65 S. Sandusky St.
Delaware, OH 43015
David Markwardt, Associate Dean of the OWU Connection
Project Title: The Berimbau: A Symbol of Enduring Angolan Cultural Heritage
Student: Quenton Stokes-Brown ’17
Mentor: Dr. Nicholas Crane
Taken to Brazil as slaves through the Transatlantic slave trade, various groups of people from the present-day nation of Angola brought with them a variety of cultural traditions that incorporated dance and music. Among these traditions were several forms of dance known as body games, which incorporated dance and combat movements. In Brazil, these body games would merge and become the artform known as Capoeira, a martial art that incorporates elements of dance and music. In addition to these body games, a unique musical bow instrument called the Mbulumbumba also endured through the slave trade. This instrument originated from the Mumuila people in southern Angola and is the predecessor to the Berimbau (an Afro-Brazilian musical bow), which is used to direct the movements of Capoeira performers through a series and complex rhythms called toques.
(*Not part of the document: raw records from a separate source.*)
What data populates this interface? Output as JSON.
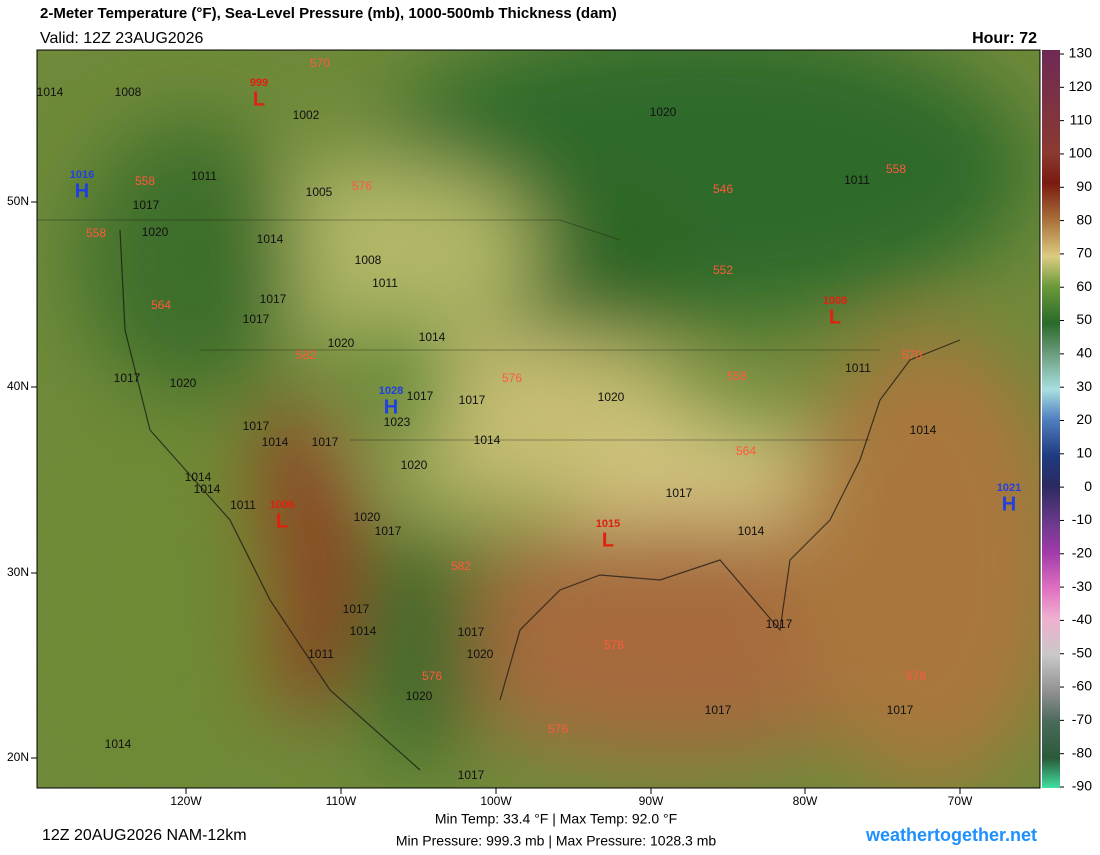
{
  "header": {
    "title": "2-Meter Temperature (°F), Sea-Level Pressure (mb), 1000-500mb Thickness (dam)",
    "valid": "Valid: 12Z 23AUG2026",
    "hour": "Hour: 72"
  },
  "map": {
    "lon_labels": [
      "120W",
      "110W",
      "100W",
      "90W",
      "80W",
      "70W"
    ],
    "lat_labels": [
      "50N",
      "40N",
      "30N",
      "20N"
    ],
    "isobar_labels": [
      1014,
      1008,
      1002,
      1020,
      1011,
      1005,
      1017,
      1020,
      1014,
      1008,
      1011,
      1017,
      1017,
      1020,
      1014,
      1017,
      1020,
      1017,
      1017,
      1023,
      1017,
      1014,
      1017,
      1014,
      1020,
      1014,
      1014,
      1011,
      1020,
      1017,
      1017,
      1014,
      1020,
      1011,
      1014,
      1011,
      1017,
      1014,
      1011,
      1017,
      1020,
      1020,
      1017,
      1017,
      1017,
      1014,
      1017
    ],
    "centers": [
      {
        "symbol": "L",
        "value": 999
      },
      {
        "symbol": "H",
        "value": 1016
      },
      {
        "symbol": "H",
        "value": 1028
      },
      {
        "symbol": "L",
        "value": 1006
      },
      {
        "symbol": "L",
        "value": 1015
      },
      {
        "symbol": "L",
        "value": 1008
      },
      {
        "symbol": "H",
        "value": 1021
      }
    ],
    "thickness_labels": [
      570,
      558,
      576,
      558,
      546,
      558,
      552,
      564,
      582,
      576,
      558,
      570,
      564,
      582,
      576,
      576,
      576,
      576
    ]
  },
  "colorbar": {
    "ticks": [
      130,
      120,
      110,
      100,
      90,
      80,
      70,
      60,
      50,
      40,
      30,
      20,
      10,
      0,
      -10,
      -20,
      -30,
      -40,
      -50,
      -60,
      -70,
      -80,
      -90
    ]
  },
  "footer": {
    "run": "12Z 20AUG2026 NAM-12km",
    "temps": "Min Temp:  33.4 °F | Max Temp:  92.0 °F",
    "pressures": "Min Pressure: 999.3 mb | Max Pressure: 1028.3 mb",
    "site": "weathertogether.net"
  }
}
Throughout centuries of turmoil due to the Transatlantic slave trade, European colonization, and wars for independence, many native cultures of Angola were destroyed or heavily diminished. The performance of musical bows fell victim to the these forces and these once popular instruments are now sparsely used. Now that Capoeira has been globalized, so has the use and performance of the Berimbau. This unique instrument is inextricably linked to Angola, and has traversed social and racial boundaries in a global context. The complexity of its construction and playing technique negates common representations of African music as simple, and its classification as a musical bow reveals the diversity and variety of African instruments.
In this presentation, I will demonstrate the musical complexities of the Berimbau and discuss its importance to the preservation of Angolan cultural heritage and similar musical bow instruments across southern Africa. I will perform specific toques on the Berimbau and use a digital presentation to display various images, rhythmic patterns, and brief video excerpts.